The violent loss of a loved one brings pain and trauma. But tonight, hundreds of people came together in Reid Park to celebrate National Day of Remembrance for Murder Victims. The day was officially established by Congress in 2007.
Sights, smells, sounds -- they can trigger the most cherished memories.
"A certain song comes on, a certain scent catches your nose," Michael Katz said.
Coping with death can prove to be very difficult. Generally, people will come up and apologize and offer their condolences. But when someone murders a loved one? That may be a different story.
"It's a nightmare that I keep living over and over," Shirley Lovell said. "It seems like I just haven't woke up."
Homicide Survivors executive director Vanessa Helms explained people often don't know how to react when they find out about a person getting killed. They think avoiding speaking the person's name may help, or avoiding the subject all together. But she said that can actually make it harder on survivors.

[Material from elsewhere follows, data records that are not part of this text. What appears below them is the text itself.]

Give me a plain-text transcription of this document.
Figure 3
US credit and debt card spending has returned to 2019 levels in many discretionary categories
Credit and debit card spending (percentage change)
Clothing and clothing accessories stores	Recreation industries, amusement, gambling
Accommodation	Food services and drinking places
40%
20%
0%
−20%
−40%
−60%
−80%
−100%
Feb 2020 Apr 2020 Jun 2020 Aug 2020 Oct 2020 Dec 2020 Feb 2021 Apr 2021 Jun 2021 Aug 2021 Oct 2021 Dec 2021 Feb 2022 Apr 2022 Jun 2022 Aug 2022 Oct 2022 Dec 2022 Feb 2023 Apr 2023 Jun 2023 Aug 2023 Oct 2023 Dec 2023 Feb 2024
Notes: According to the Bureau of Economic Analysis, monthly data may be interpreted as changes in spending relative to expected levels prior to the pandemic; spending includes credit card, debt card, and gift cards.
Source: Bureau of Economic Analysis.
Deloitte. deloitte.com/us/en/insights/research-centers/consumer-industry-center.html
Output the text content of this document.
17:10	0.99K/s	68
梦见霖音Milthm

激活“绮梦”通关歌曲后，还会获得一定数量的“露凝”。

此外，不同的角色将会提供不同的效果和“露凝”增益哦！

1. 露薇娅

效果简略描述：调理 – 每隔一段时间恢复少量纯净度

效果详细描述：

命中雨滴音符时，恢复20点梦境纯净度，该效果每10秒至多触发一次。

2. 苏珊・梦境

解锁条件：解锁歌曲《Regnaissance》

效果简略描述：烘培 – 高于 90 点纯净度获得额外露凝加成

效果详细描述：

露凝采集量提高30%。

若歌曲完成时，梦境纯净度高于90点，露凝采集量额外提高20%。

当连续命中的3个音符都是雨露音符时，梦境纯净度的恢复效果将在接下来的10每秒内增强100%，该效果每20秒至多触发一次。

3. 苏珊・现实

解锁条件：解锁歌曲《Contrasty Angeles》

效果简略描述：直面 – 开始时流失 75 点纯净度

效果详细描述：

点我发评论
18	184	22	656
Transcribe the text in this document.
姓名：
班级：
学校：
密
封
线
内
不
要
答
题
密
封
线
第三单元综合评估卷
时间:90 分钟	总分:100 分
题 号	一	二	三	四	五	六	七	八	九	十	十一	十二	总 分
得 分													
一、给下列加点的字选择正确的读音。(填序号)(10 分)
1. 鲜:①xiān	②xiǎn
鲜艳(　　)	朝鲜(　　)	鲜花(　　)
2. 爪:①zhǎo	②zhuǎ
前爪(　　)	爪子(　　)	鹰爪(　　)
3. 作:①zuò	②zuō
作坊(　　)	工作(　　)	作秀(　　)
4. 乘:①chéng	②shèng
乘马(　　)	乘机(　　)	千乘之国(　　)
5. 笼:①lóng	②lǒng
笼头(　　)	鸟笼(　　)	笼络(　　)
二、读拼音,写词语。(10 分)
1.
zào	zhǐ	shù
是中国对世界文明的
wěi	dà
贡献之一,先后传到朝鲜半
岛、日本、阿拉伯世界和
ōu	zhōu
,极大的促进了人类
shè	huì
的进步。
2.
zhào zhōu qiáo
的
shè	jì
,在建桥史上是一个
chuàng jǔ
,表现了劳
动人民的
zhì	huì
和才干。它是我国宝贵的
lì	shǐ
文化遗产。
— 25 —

"The survivors say, we're thinking about it anyway. It's with us every second of every day," Helms said. "And so, it's helpful if you acknowledge it."
Mary Seagle is the sister of Kay Read, who vanished in 2008. Earlier in the month, Luis Vargas was convicted of murdering her. Yet Seagle says openly talking about Kay makes her stronger.
"It just, gives me ammunition to start talking," she said. "So, don't be on eggshells, just open up your heart, and let it flow."
Michael Katz's sister was murdered 8 years ago. Ever since, he gone to this event. But to him, the event is just a small part of the bigger picture. He thinks it helps create a special community and a support system.
"As an outsider, you may not kind of see that type of bond and connection happening," Katz said. "Whereas being a survivor, you feel it. You just kind of feel the vibes in the air, and it's heart warming."
Lovell's son was murdered two years ago in broad daylight. Missing one of the most important pieces of her life, she lives with a hole in her heart. However, as a part of this unique, tight-knit community, she doesn't feel alone.
"The love is the key, and it will help you to heal," she said. "The pain will always be there, but we learn how to live with it."